2. Bilgi Felsefesinin Temel Soruları
a. Bilginin Kaynağı
İnsan, genel bir düşünce ile, kendisini kuşatan evrenle ilgili bir takım
bilgilere sahip olur. Zihnimizde iyiliğe, kötülüğe, güzelliğe, hakikat ve
hayata, matematik prensiplerine vb. ait bilgiler vardır. “2+2=4”, “Ay, Dünya’nın
uydusudur.” birer bilgi örneğidir. Acaba zihindeki mevcut bilgiler nasıl meydana
gelmiştir, nasıl meydana geliyor? Bilgilerin meydana gelmesinde rol oynayan
faktörler nelerdir? Akıl mı, deney mi; yoksa bunlardan tamamıyla farklı başka
faktörler var mıdır?
Bütün bu sorulara;
Rasyonalistler, bilginin akla dayandığını,
Empristler, bilginin deneye dayandığını,
Sensualistler, bilginin duyuma dayandığını,
Entüisyonistler, bilginin sezgiye dayandığını,
ileri sürerek birbirlerinden farklı şekilde açıklık getirmeye çalışmışlardır.
b. Bilginin Değeri
Bilginin, araştırdığı olaya ve konuya uygunluğu demektir. Doğru bilgi,
açıkladığı gerçekliği olduğu gibi yansıtan bir bilgidir. Örneğin “Şu kalem
kırmızıdır” gibi bir önermede, işaret ettiğim kalem gerçekten kırmızı ise,
doğrudur.
Elde ettiğimiz bilgi, objesine uygun mudur, değil midir? Varlığın doğru
bilgisine ulaşılabilir mi? Bilgi gerçeği verebilir mi? gibi sorular da hangi
bilginin doğru olduğuna açıklık getirmeye çalışır.

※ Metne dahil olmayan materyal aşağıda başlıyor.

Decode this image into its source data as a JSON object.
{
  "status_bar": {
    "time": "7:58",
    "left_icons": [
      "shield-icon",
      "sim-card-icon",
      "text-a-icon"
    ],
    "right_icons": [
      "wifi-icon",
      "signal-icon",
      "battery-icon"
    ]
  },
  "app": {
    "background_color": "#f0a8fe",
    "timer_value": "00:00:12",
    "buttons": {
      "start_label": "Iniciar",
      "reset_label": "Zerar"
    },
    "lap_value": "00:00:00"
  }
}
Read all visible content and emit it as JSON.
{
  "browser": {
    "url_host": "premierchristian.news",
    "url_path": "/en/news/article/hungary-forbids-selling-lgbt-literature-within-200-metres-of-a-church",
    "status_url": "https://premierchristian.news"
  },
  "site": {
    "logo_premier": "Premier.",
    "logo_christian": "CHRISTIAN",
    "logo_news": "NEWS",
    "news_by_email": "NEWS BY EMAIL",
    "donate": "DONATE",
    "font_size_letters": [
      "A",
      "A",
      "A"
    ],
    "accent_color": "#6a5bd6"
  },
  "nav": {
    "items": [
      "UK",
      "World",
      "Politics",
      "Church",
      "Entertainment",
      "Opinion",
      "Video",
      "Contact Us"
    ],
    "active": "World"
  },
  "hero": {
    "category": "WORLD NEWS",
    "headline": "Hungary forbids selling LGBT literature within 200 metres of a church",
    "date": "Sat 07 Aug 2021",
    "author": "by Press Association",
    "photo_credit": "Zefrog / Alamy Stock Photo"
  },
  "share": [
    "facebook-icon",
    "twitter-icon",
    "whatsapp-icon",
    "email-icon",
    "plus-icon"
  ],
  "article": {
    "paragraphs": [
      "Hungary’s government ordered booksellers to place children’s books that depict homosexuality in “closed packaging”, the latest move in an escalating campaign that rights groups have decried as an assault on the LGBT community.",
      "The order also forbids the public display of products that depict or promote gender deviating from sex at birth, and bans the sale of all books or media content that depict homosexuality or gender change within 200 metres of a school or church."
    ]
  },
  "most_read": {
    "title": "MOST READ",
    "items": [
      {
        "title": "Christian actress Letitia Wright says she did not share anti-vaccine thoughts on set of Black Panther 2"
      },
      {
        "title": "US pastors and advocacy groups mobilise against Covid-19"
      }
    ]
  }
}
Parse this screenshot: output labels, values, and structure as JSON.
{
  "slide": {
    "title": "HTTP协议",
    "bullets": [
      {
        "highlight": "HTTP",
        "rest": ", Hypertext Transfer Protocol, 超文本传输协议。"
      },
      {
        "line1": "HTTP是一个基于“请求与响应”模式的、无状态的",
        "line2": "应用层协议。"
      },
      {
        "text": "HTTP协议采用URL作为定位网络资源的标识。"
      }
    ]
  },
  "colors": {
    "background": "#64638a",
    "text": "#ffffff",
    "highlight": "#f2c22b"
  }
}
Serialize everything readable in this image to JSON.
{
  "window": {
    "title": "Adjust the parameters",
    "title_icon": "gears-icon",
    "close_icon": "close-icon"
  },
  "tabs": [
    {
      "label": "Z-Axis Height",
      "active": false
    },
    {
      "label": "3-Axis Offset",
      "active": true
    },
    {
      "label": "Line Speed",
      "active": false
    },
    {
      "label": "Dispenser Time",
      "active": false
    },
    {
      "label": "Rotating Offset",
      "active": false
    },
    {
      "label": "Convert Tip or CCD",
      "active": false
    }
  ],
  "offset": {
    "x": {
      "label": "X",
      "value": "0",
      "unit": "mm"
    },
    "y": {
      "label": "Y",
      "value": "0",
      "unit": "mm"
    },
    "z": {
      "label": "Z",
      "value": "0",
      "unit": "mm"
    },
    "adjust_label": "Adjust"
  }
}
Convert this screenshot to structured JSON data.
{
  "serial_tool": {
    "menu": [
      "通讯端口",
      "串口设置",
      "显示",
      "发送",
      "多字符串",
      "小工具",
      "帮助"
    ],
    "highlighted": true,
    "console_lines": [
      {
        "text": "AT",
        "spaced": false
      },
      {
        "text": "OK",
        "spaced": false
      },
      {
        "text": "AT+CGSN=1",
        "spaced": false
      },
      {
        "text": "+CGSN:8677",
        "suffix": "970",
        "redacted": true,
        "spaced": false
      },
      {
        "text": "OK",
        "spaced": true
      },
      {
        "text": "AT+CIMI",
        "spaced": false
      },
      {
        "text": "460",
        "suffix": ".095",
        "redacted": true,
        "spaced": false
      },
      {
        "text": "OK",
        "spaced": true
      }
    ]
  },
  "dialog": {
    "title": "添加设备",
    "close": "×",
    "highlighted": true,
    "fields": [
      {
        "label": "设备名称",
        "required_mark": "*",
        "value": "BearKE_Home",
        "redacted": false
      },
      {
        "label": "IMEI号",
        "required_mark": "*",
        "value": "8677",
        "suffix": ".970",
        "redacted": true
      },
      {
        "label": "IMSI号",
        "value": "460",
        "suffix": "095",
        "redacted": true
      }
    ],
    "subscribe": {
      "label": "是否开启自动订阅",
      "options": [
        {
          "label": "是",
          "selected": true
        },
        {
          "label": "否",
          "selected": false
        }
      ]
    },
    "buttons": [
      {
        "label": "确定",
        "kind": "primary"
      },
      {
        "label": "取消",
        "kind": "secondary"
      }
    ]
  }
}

Bilginin değeri ile ilgili sorular bizi “doğru bilginin imkânı” problemine
götürmüştür. Felsefe tarihinde bu soruya iki şekilde cevap verilmiştir.
3. Bilgi Felsefesinin Temel Problemi
(Doğru Bilginin İmkanı Problemi)
a. Doğru Bilginin İmkânsızlığı
aa. Septisizm (Şüphecilik)
İnsan zihninin değişmez bir gerçeğe ulaşamayacağını, hakikat olarak kabul
edilebilecek bir şey için zihnimizde bir ayraç bulunmadığını, bundan dolayı da
kesin hükümler vermekten kaçınmamızın ve herşeyden “prensip olarak şüphe
etmemizin” doğru olacağını kabul eden görüştür. Şüphecilik, bir bilginin doğru
ya da yanlışlığına ait yargıyı kabul etmediği gibi inkâr da etmez. Sadece bu
bilgilerden şüphe eder.
Süpheciliğin kurucusu olan Pyrrhon’a göre hiçbir şey ne doğrudur ne de
yanlıştır. Her yargı ve her yargının çelişiği için aynı nedenler bulunabilir.
Doğruyu yanlıştan ayıracak bir ölçüt olmadığına göre, varlıklar hakkında çelişik
yargılar ileri sürülebilir. Bu nedenle yargıda bulunmaktan kaçınılmalıdır.
Süpheci filozoflardan Timon’a göre ise;
Nesnelerin gerçek yapısı bilinemez,
Bu nedenle her türlü yargıdan kaçınmalıyız,
Böylelikle ruhun sarsılmazlığına yani mutluluğa ulaşırız, görüşünü ortaya
koymmuştur.
ab. Sofistler
Sofist Protagoras, “İnsan her şeyin ölçüsüdür” di-yerek, doğruluğun insanlara
göre değiştiğini ileri sürmüştür. Üşüyen insan için rüzgarın soğuk, üşümeyen
için soğuk olmadığını belirterek herkes için geçerli mutlak bir bilginin
olamayacağını savunmuştur.
Bilginin imkânsızlığını ileri süren sofist filozoflardan Gorgias bu görüşünü,
“Hiçbirşey yoktur, olsa bile bunu bilemezdik, bilseydik de başkalarına
bildiremezdik” sözleriyle dile getirmiştir.
b. Doğru Bilginin İmkanı
ba. Dogmatizm
Bilginin kesin ve değişmez nitelikte olup olamayacağını hiçbir eleştiriye tabi
tutmadan, aklın mutlak ve değişmez olanı bilebileceğini, düşünme ve akıl yoluyla
değişmez, kesin gerçeklere ulaşılabileceğini kabul eden öğretidir.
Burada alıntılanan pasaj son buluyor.